Figure 1. UAC Apprehensions at the Southwest Border by Country of Origin, FY2008-FY2016

Sources: For FY2008-FY2013: U.S. Department of Homeland Security, United States Border Patrol, Juvenile and Adult ApprehensionsFiscal Year 2013. For FY2014-FY2016, Customs and Border Protection, "Southwest Border Unaccompanied Alien Children," http://www.cbp.gov/newsroom/stats/southwest-border-unaccompanied-children.

Notes: FY2016 figures represent seven months, from October 1, 2015, through April 30, 2016.

The majority of UAC apprehensions have occurred within the Rio Grande and Tucson border sectors. The proportions of UAC who are female or under the age of 13 have also increased in recent years.

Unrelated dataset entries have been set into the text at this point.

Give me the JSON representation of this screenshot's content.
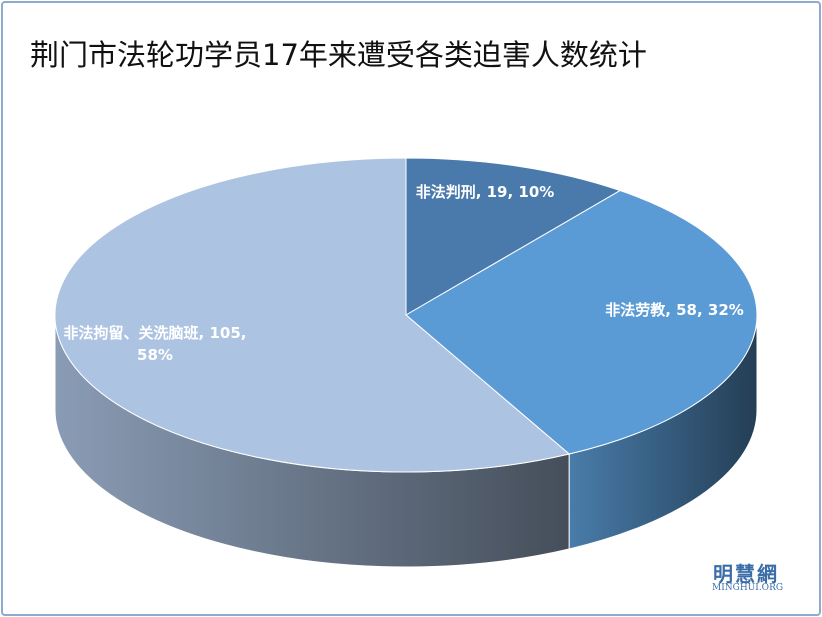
{
  "chart_data": {
    "type": "pie",
    "title": "荆门市法轮功学员17年来遭受各类迫害人数统计",
    "categories": [
      "非法判刑",
      "非法劳教",
      "非法拘留、关洗脑班"
    ],
    "values": [
      19,
      58,
      105
    ],
    "value_labels": [
      "非法判刑, 19, 10%",
      "非法劳教, 58, 32%",
      "非法拘留、关洗脑班, 105, 58%"
    ],
    "colors": [
      "#4a7aab",
      "#5b9bd5",
      "#adc3e2"
    ]
  },
  "watermark": {
    "name": "明慧網",
    "url": "MINGHUI.ORG"
  }
}
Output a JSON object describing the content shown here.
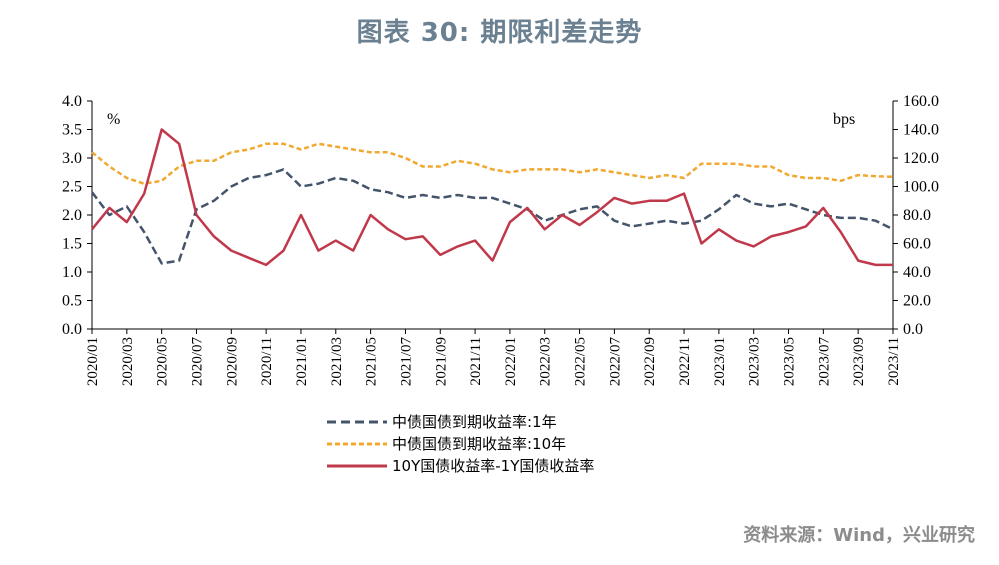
{
  "title": "图表 30: 期限利差走势",
  "source": "资料来源：Wind，兴业研究",
  "chart_data": {
    "type": "line",
    "left_axis": {
      "unit": "%",
      "ylim": [
        0,
        4.0
      ],
      "ticks": [
        "4.0",
        "3.5",
        "3.0",
        "2.5",
        "2.0",
        "1.5",
        "1.0",
        "0.5",
        "0.0"
      ]
    },
    "right_axis": {
      "unit": "bps",
      "ylim": [
        0,
        160
      ],
      "ticks": [
        "160.0",
        "140.0",
        "120.0",
        "100.0",
        "80.0",
        "60.0",
        "40.0",
        "20.0",
        "0.0"
      ]
    },
    "x_tick_labels": [
      "2020/01",
      "2020/03",
      "2020/05",
      "2020/07",
      "2020/09",
      "2020/11",
      "2021/01",
      "2021/03",
      "2021/05",
      "2021/07",
      "2021/09",
      "2021/11",
      "2022/01",
      "2022/03",
      "2022/05",
      "2022/07",
      "2022/09",
      "2022/11",
      "2023/01",
      "2023/03",
      "2023/05",
      "2023/07",
      "2023/09",
      "2023/11"
    ],
    "x_range": [
      "2020/01",
      "2023/11"
    ],
    "series": [
      {
        "name": "中债国债到期收益率:1年",
        "axis": "left",
        "color": "#44546a",
        "style": "dashed",
        "points": [
          [
            "2020/01",
            2.4
          ],
          [
            "2020/02",
            2.0
          ],
          [
            "2020/03",
            2.15
          ],
          [
            "2020/04",
            1.7
          ],
          [
            "2020/05",
            1.15
          ],
          [
            "2020/06",
            1.2
          ],
          [
            "2020/07",
            2.1
          ],
          [
            "2020/08",
            2.25
          ],
          [
            "2020/09",
            2.5
          ],
          [
            "2020/10",
            2.65
          ],
          [
            "2020/11",
            2.7
          ],
          [
            "2020/12",
            2.8
          ],
          [
            "2021/01",
            2.5
          ],
          [
            "2021/02",
            2.55
          ],
          [
            "2021/03",
            2.65
          ],
          [
            "2021/04",
            2.6
          ],
          [
            "2021/05",
            2.45
          ],
          [
            "2021/06",
            2.4
          ],
          [
            "2021/07",
            2.3
          ],
          [
            "2021/08",
            2.35
          ],
          [
            "2021/09",
            2.3
          ],
          [
            "2021/10",
            2.35
          ],
          [
            "2021/11",
            2.3
          ],
          [
            "2021/12",
            2.3
          ],
          [
            "2022/01",
            2.2
          ],
          [
            "2022/02",
            2.1
          ],
          [
            "2022/03",
            1.9
          ],
          [
            "2022/04",
            2.0
          ],
          [
            "2022/05",
            2.1
          ],
          [
            "2022/06",
            2.15
          ],
          [
            "2022/07",
            1.9
          ],
          [
            "2022/08",
            1.8
          ],
          [
            "2022/09",
            1.85
          ],
          [
            "2022/10",
            1.9
          ],
          [
            "2022/11",
            1.85
          ],
          [
            "2022/12",
            1.9
          ],
          [
            "2023/01",
            2.1
          ],
          [
            "2023/02",
            2.35
          ],
          [
            "2023/03",
            2.2
          ],
          [
            "2023/04",
            2.15
          ],
          [
            "2023/05",
            2.2
          ],
          [
            "2023/06",
            2.1
          ],
          [
            "2023/07",
            2.0
          ],
          [
            "2023/08",
            1.95
          ],
          [
            "2023/09",
            1.95
          ],
          [
            "2023/10",
            1.9
          ],
          [
            "2023/11",
            1.75
          ]
        ]
      },
      {
        "name": "中债国债到期收益率:10年",
        "axis": "left",
        "color": "#f0a830",
        "style": "dashed",
        "points": [
          [
            "2020/01",
            3.1
          ],
          [
            "2020/02",
            2.85
          ],
          [
            "2020/03",
            2.65
          ],
          [
            "2020/04",
            2.55
          ],
          [
            "2020/05",
            2.6
          ],
          [
            "2020/06",
            2.85
          ],
          [
            "2020/07",
            2.95
          ],
          [
            "2020/08",
            2.95
          ],
          [
            "2020/09",
            3.1
          ],
          [
            "2020/10",
            3.15
          ],
          [
            "2020/11",
            3.25
          ],
          [
            "2020/12",
            3.25
          ],
          [
            "2021/01",
            3.15
          ],
          [
            "2021/02",
            3.25
          ],
          [
            "2021/03",
            3.2
          ],
          [
            "2021/04",
            3.15
          ],
          [
            "2021/05",
            3.1
          ],
          [
            "2021/06",
            3.1
          ],
          [
            "2021/07",
            3.0
          ],
          [
            "2021/08",
            2.85
          ],
          [
            "2021/09",
            2.85
          ],
          [
            "2021/10",
            2.95
          ],
          [
            "2021/11",
            2.9
          ],
          [
            "2021/12",
            2.8
          ],
          [
            "2022/01",
            2.75
          ],
          [
            "2022/02",
            2.8
          ],
          [
            "2022/03",
            2.8
          ],
          [
            "2022/04",
            2.8
          ],
          [
            "2022/05",
            2.75
          ],
          [
            "2022/06",
            2.8
          ],
          [
            "2022/07",
            2.75
          ],
          [
            "2022/08",
            2.7
          ],
          [
            "2022/09",
            2.65
          ],
          [
            "2022/10",
            2.7
          ],
          [
            "2022/11",
            2.65
          ],
          [
            "2022/12",
            2.9
          ],
          [
            "2023/01",
            2.9
          ],
          [
            "2023/02",
            2.9
          ],
          [
            "2023/03",
            2.85
          ],
          [
            "2023/04",
            2.85
          ],
          [
            "2023/05",
            2.7
          ],
          [
            "2023/06",
            2.65
          ],
          [
            "2023/07",
            2.65
          ],
          [
            "2023/08",
            2.6
          ],
          [
            "2023/09",
            2.7
          ],
          [
            "2023/10",
            2.68
          ],
          [
            "2023/11",
            2.67
          ]
        ]
      },
      {
        "name": "10Y国债收益率-1Y国债收益率",
        "axis": "right",
        "color": "#c0394b",
        "style": "solid",
        "points": [
          [
            "2020/01",
            70
          ],
          [
            "2020/02",
            85
          ],
          [
            "2020/03",
            75
          ],
          [
            "2020/04",
            95
          ],
          [
            "2020/05",
            140
          ],
          [
            "2020/06",
            130
          ],
          [
            "2020/07",
            80
          ],
          [
            "2020/08",
            65
          ],
          [
            "2020/09",
            55
          ],
          [
            "2020/10",
            50
          ],
          [
            "2020/11",
            45
          ],
          [
            "2020/12",
            55
          ],
          [
            "2021/01",
            80
          ],
          [
            "2021/02",
            55
          ],
          [
            "2021/03",
            62
          ],
          [
            "2021/04",
            55
          ],
          [
            "2021/05",
            80
          ],
          [
            "2021/06",
            70
          ],
          [
            "2021/07",
            63
          ],
          [
            "2021/08",
            65
          ],
          [
            "2021/09",
            52
          ],
          [
            "2021/10",
            58
          ],
          [
            "2021/11",
            62
          ],
          [
            "2021/12",
            48
          ],
          [
            "2022/01",
            75
          ],
          [
            "2022/02",
            85
          ],
          [
            "2022/03",
            70
          ],
          [
            "2022/04",
            80
          ],
          [
            "2022/05",
            73
          ],
          [
            "2022/06",
            82
          ],
          [
            "2022/07",
            92
          ],
          [
            "2022/08",
            88
          ],
          [
            "2022/09",
            90
          ],
          [
            "2022/10",
            90
          ],
          [
            "2022/11",
            95
          ],
          [
            "2022/12",
            60
          ],
          [
            "2023/01",
            70
          ],
          [
            "2023/02",
            62
          ],
          [
            "2023/03",
            58
          ],
          [
            "2023/04",
            65
          ],
          [
            "2023/05",
            68
          ],
          [
            "2023/06",
            72
          ],
          [
            "2023/07",
            85
          ],
          [
            "2023/08",
            68
          ],
          [
            "2023/09",
            48
          ],
          [
            "2023/10",
            45
          ],
          [
            "2023/11",
            45
          ]
        ]
      }
    ]
  }
}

Several federal agencies handle the apprehension, processing, and repatriation of UAC. The Department of Homeland Security's (DHS's) Customs and Border Protection (CBP) apprehends, processes, and initially detains UAC arrested along U.S. borders. DHS's Immigration and Customs Enforcement (ICE) transports UAC from CBP to the custody of the Department of Health and Human Services' Office of Refugee Resettlement (HHS-ORR), which is responsible for detaining, sheltering, and placement of UAC as they await an immigration hearing. For UAC who apply for asylum, DHS's U.S. Citizenship and Immigration Services (USCIS) adjudicates initial asylum petitions. The Department of Justice's (DOJ's) Executive Office of Immigration Review (EOIR) conducts immigration proceedings. ICE is responsible for returning UAC who are ordered removed from the United States.

HHS-ORR placements of UAC usually result in reunification with family members who reside in the United States. The number of unaccompanied children who will ultimately qualify for asylum or other forms of immigration relief that may allow them to remain in the United States remains unclear.

The FY2014 surge prompted the Administration to respond with several initiatives to unify efforts among federal agencies and to bolster programs geared toward unaccompanied children. Additionally, Congress increased funding for HHS and allowed DHS greater budget flexibility, among other actions taken. Since FY2014, the Administration has continued to request additional funding for programs geared toward unaccompanied children, and Congress has appropriated for some but not all such requests.